Dunstan Thompson: On the Life & Work of a Lost American Master is a stunning and appropriate first for an ambitious series. Coming from some of the best poetic minds in contemporary America, Dunstan Thompson is the first of the “Unsung American Masters” series, one of which is promised every year from Pleiades Press. The book begins with a short biographical segment, followed by examples of Thompson’s woefully neglected writings. The latter half of Powell and Prufer’s book consists of essays written by well-known writers and critics analyzing Thompson’s work.
And speaking of Thompson’s poetry: it’s good.

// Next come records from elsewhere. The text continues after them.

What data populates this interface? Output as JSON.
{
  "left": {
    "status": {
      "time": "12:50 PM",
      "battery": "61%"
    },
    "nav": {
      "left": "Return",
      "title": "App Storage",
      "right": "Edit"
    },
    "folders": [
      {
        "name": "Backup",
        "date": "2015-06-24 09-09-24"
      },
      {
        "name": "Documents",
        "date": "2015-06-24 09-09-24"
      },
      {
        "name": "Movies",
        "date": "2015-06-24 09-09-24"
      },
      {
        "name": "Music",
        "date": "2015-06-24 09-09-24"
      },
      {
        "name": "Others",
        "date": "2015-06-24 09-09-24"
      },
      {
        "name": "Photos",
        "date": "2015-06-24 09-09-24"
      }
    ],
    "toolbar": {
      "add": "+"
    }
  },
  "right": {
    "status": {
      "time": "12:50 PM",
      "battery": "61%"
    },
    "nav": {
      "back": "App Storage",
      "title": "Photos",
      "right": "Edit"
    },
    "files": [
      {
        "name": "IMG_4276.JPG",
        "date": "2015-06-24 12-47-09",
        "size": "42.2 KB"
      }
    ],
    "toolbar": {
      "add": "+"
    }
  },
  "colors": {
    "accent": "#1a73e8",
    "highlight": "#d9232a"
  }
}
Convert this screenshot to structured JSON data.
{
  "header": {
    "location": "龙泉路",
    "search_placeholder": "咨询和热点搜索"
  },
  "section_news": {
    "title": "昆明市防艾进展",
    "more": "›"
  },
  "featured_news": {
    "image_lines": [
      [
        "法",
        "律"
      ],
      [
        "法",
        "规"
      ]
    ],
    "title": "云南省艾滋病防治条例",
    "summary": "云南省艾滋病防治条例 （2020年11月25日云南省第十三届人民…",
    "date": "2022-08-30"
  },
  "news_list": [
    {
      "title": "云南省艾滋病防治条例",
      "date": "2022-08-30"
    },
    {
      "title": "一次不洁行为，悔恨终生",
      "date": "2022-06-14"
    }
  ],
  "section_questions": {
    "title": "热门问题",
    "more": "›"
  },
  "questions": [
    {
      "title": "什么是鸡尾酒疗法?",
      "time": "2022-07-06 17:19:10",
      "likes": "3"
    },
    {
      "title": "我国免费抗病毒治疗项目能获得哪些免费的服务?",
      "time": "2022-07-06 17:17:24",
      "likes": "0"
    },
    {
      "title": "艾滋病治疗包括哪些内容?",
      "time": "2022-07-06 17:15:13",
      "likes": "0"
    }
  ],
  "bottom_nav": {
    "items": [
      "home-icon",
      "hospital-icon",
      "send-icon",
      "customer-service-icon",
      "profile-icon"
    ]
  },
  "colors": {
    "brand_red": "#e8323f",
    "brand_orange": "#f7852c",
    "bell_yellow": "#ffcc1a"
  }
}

Damn good. “Unsung Master” good. The included poems are an unusual combination of pious Catholicism, bold sexuality, and war imagery. (Thompson was drafted in WWII). These crafted and subtle lines of homoeroticism lend a great deal of pain and eloquence to Thompson’s style. Here are the first few lines of “This Tall Horseman, My Young Man of Mars:”
This tall horseman, my young man of Mars,
Scatters the gold dust from his hair, and takes
Me to pieces like a gun. The myth forsakes
Him slowly. Almost mortal, he shows the scars
Where medals of honor, cut-steel stars,
Pin death above the heart. But bends, but breaks
In his hand, my love, whose wrecked machinery makes
Time, the inventor, weep through a world of wars.
Thompson’s images are exquisite; his lines, dense. And creating such obvious homosexual poetry was no small feat for the 40s. Several of the critical essays address this point. Jim Elledge makes an especially accurate analysis of Dunstan Thompson’s style, noting “he addressed two readerships – one gay, the other straight – simultaneously, offering the same text to each, a text that made sense to both at the same time.”
During the 1950s, Thompson experienced a religious revival that appears to correspond with the fall of his career and prominence in the literary world, although the arbiter of Thompson’s estate – Philip Trower – argues that the religious poetry Thompson filled his last decades with far exceeds his earlier successes. On this point, the book has no clear opinion, leaving to the reader decisions concerning what makes American masters and how they are lost to the wider world. If Dunstan Thompson is any measure, skill cannot play a role. With a fascinating biography, compelling essays, and poetry that will give you goose bumps, Dunstan Thompson is well worth the discovery.